Diante dos direitos individuais assegurados pelo Estado, há malefícios e benefícios quanto a Constituição de 1988. Seguindo esse raciocínio, vale mencionar a postulação do filósofo inglês, integrante do iluminismo, John Locke que é dever do governo fornecer educação, saúde e proteger a propriedade privada do corpo social. Ou seja, o avanço deste país é a inclusão de tais necessidades na máxima do direito- constituição- e, inclusive, a criação do SUS no mesmo período histórico. Todavia, apesar de existir melhorias, é nítido a existência de camadas desassistida pelo Estado e essa marginalização reprime/ impede que as garantias sejam efetivadas, fato ilustrado na autobiografia da carioca Carolina de Jesus, ‘Quarto do despejo’. Logo, medidas desenvolvimentistas são clamadas para possibilitar que o povo brasileiro usufrua das garantias escritas no formato de leis.
Outrossim, há direitos básicos dos cidadãos aprimorados, como também há os que, infelizmente, não saem do papel.

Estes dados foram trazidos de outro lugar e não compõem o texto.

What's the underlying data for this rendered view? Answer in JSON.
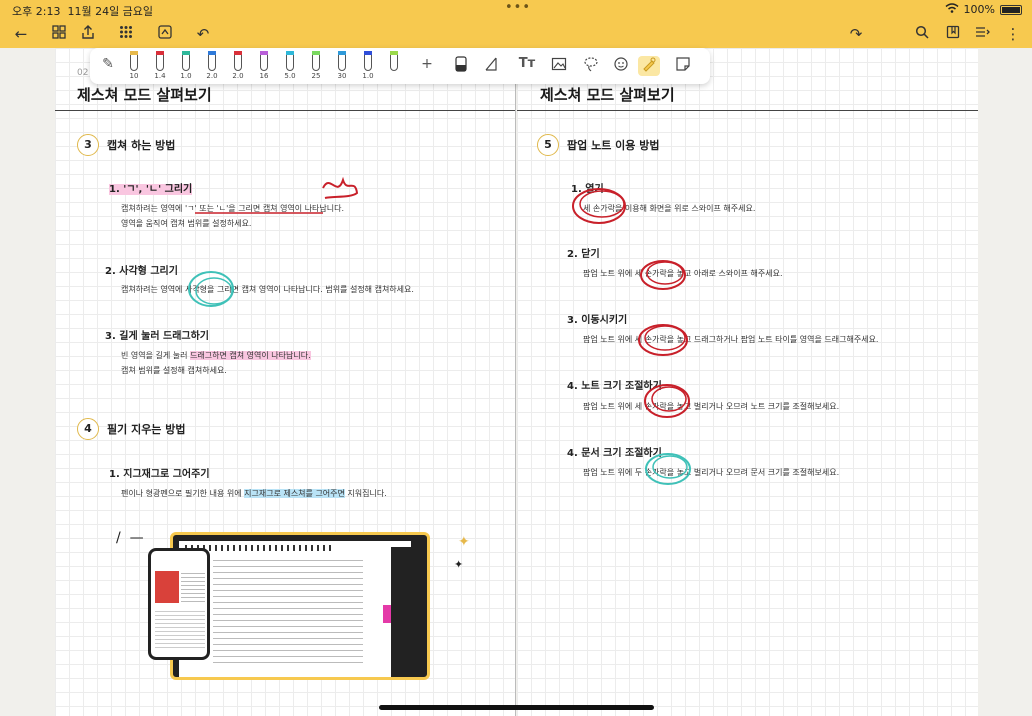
{
  "status": {
    "time": "오후 2:13",
    "date": "11월 24일 금요일",
    "battery": "100%"
  },
  "toolbar": {
    "pens": [
      {
        "size": "10",
        "color": "#e6b84a"
      },
      {
        "size": "1.4",
        "color": "#d9303a"
      },
      {
        "size": "1.0",
        "color": "#2fb89a"
      },
      {
        "size": "2.0",
        "color": "#2f7ad9"
      },
      {
        "size": "2.0",
        "color": "#d9303a"
      },
      {
        "size": "16",
        "color": "#b95fd9"
      },
      {
        "size": "5.0",
        "color": "#2fb8d9"
      },
      {
        "size": "25",
        "color": "#7ad95f"
      },
      {
        "size": "30",
        "color": "#2f9ad9"
      },
      {
        "size": "1.0",
        "color": "#2f4ed9"
      },
      {
        "size": "",
        "color": "#9ad94a"
      }
    ],
    "text_tool": "Tт"
  },
  "left_page": {
    "number": "02",
    "title": "제스쳐 모드 살펴보기",
    "section3": {
      "num": "3",
      "title": "캡쳐 하는 방법",
      "item1": {
        "title": "1. 'ㄱ', 'ㄴ' 그리기",
        "line1": "캡쳐하려는 영역에 'ㄱ' 또는 'ㄴ'을 그리면 캡쳐 영역이 나타납니다.",
        "line2": "영역을 움직여 캡쳐 범위를 설정하세요."
      },
      "item2": {
        "title": "2. 사각형 그리기",
        "line1": "캡쳐하려는 영역에 사각형을 그리면 캡쳐 영역이 나타납니다. 범위를 설정해 캡쳐하세요."
      },
      "item3": {
        "title": "3. 길게 눌러 드래그하기",
        "line1_a": "빈 영역을 길게 눌러 ",
        "line1_b": "드래그하면 캡쳐 영역이 나타납니다.",
        "line2": "캡쳐 범위를 설정해 캡쳐하세요."
      }
    },
    "section4": {
      "num": "4",
      "title": "필기 지우는 방법",
      "item1": {
        "title": "1. 지그재그로 그어주기",
        "line1_a": "펜이나 형광펜으로 필기한 내용 위에 ",
        "line1_b": "지그재그로 제스쳐를 그어주면",
        "line1_c": " 지워집니다."
      }
    }
  },
  "right_page": {
    "title": "제스쳐 모드 살펴보기",
    "section5": {
      "num": "5",
      "title": "팝업 노트 이용 방법",
      "items": [
        {
          "title": "1. 열기",
          "line": "세 손가락을 이용해 화면을 위로 스와이프 해주세요."
        },
        {
          "title": "2. 닫기",
          "line": "팝업 노트 위에 세 손가락을 놓고 아래로 스와이프 해주세요."
        },
        {
          "title": "3. 이동시키기",
          "line": "팝업 노트 위에 세 손가락을 놓고 드래그하거나 팝업 노트 타이틀 영역을 드래그해주세요."
        },
        {
          "title": "4. 노트 크기 조절하기",
          "line": "팝업 노트 위에 세 손가락을 놓고 벌리거나 오므려 노트 크기를 조절해보세요."
        },
        {
          "title": "4. 문서 크기 조절하기",
          "line": "팝업 노트 위에 두 손가락을 놓고 벌리거나 오므려 문서 크기를 조절해보세요."
        }
      ]
    }
  },
  "colors": {
    "accent": "#f7c94f",
    "ink_red": "#c8202a",
    "ink_teal": "#3fc1b8"
  }
}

Nesse sentido, cabe citar o livro " A Seleção", da brilhante escritora Kiera Cass, no qual o povo tem suas necessidades asseguradas com base no status/patamar social que detem. Esse cenário é análogo ao Brasil contemporâneo, visto que a camada afastada do centro vanguardista apresenta suas garantias reduzidas em relação a parcela abastada da população. Assim, o jornalista e escritor Girlberto Dimenstein conceituou essa ínfima realidade na obra “Cidadãos de papel”, pois a cidadania não acontece fora das páginas das leis, configurando a cidadania somente no papel. Logo, medidas interventivas são urgidas para permitir que os direitos sejam democráticos ao povo brasileiro.
Infere-se, portanto, que há avanços e retrocessos na Constituição Cidadã e, também, há necessidade de ações para melhorar a execução das normas jurídicas. Posto isso, cabe ao Poder Executivo elaborar um plano, com o objetivo de impossibilitar a existência de cidadãos de papel. Tal plano seria embasado no Censo Demográfico e teria como alvo as regiões marginalizadas, pois , dessa maneira, as áreas receberiam a atenção devida e insumos que garantam o bem-estar da população. Essa assessoria deve ser realizada mensalmente, visando impedir a perpetuação dos retrocessos.